Достав резиновые тапочки, я закрыл шкаф, натянул джинсы, старую клетчатую рубашку и стал обдумывать, куда деть ту пропасть времени, что осталась до завтрашних скачек. Моя беда в том, что я пристрастился к стипль-чезу, как к наркотику. И все нормальные человеческие удовольствия, и даже сама Паулина — все это были лишь способы побыстрее убить время между ездой.

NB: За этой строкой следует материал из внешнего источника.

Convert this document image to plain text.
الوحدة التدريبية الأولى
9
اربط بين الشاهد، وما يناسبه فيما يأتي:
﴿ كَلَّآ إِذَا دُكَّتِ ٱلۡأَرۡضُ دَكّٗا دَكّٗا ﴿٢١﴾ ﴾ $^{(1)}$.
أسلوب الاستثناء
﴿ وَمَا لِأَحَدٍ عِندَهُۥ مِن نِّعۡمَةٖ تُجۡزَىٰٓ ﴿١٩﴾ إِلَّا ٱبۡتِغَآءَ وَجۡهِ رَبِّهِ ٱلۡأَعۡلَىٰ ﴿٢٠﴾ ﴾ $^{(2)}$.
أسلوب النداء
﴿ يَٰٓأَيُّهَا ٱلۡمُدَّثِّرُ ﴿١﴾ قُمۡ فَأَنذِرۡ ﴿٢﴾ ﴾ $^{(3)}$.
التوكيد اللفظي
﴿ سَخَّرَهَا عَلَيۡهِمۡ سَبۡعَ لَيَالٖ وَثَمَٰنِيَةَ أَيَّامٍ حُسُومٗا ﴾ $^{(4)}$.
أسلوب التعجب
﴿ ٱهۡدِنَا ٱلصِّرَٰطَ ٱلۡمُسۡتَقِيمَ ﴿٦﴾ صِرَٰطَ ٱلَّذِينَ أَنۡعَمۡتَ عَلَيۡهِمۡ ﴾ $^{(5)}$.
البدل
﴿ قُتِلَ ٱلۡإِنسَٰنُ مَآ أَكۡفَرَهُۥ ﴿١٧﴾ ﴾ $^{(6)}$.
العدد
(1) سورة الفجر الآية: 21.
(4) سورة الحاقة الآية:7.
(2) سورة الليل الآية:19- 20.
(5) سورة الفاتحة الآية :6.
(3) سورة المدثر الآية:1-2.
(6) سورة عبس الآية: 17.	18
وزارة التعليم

В желудке у меня снова засосало. Я бы, конечно, предпочел думать, что это последствие моей лирической скорби, но я не ел уже двадцать три часа. Нет, не лишился я аппетита из-за того, что меня отвергли. И отправился в кухню. Но тут хлопнула входная дверь, и появились мои родители, дяди и кузен.
— Привет, дорогой, — сказала мать, подставив мне для поцелуя сладко пахнущую щеку.
Так она здоровается со всеми — от импресарио до последнего хориста. В ней вообще нет материнских качеств. Стройная, элегантная — что кажется таким естественным, но требует больших забот и расходов, — она, приближаясь к пятидесяти, становилась все более внушительной. Обладая страстным темпераментом, она была первоклассным интерпретатором Гайдна, чьи фортепьянные концерты исполняла с волшебной исступленностью. После ее концертов мне приходилось видеть слезы даже на глазах закаленных музыкальных критиков.
И в своих детских горестях я никогда не рассчитывал найти утешение на широкой материнской груди. У меня не было доброй маменьки, штопающей носки и пекущей вкусные пироги.
Отец, относящийся ко мне с вежливым дружелюбием, вместо приветствия спросил:
— Ну как, удачный был день?
Он любит спрашивать. Обычно я коротко отвечаю: «да» или «нет», зная, что в сущности его это не интересует.
Но тут поделился подробнее:
— Плохой день! У меня на глазах человек покончил с собой.
Пять голов обернулось ко мне. Мать удивилась:
— Что ты хочешь этим сказать, милый?
— Жокей застрелился, на скачках. Всего в шести футах от меня. Это было ужасно!
Все пятеро прямо-таки опешили. Я пожалел, что рассказал. Вспоминать оказалось еще хуже, чем быть там на месте.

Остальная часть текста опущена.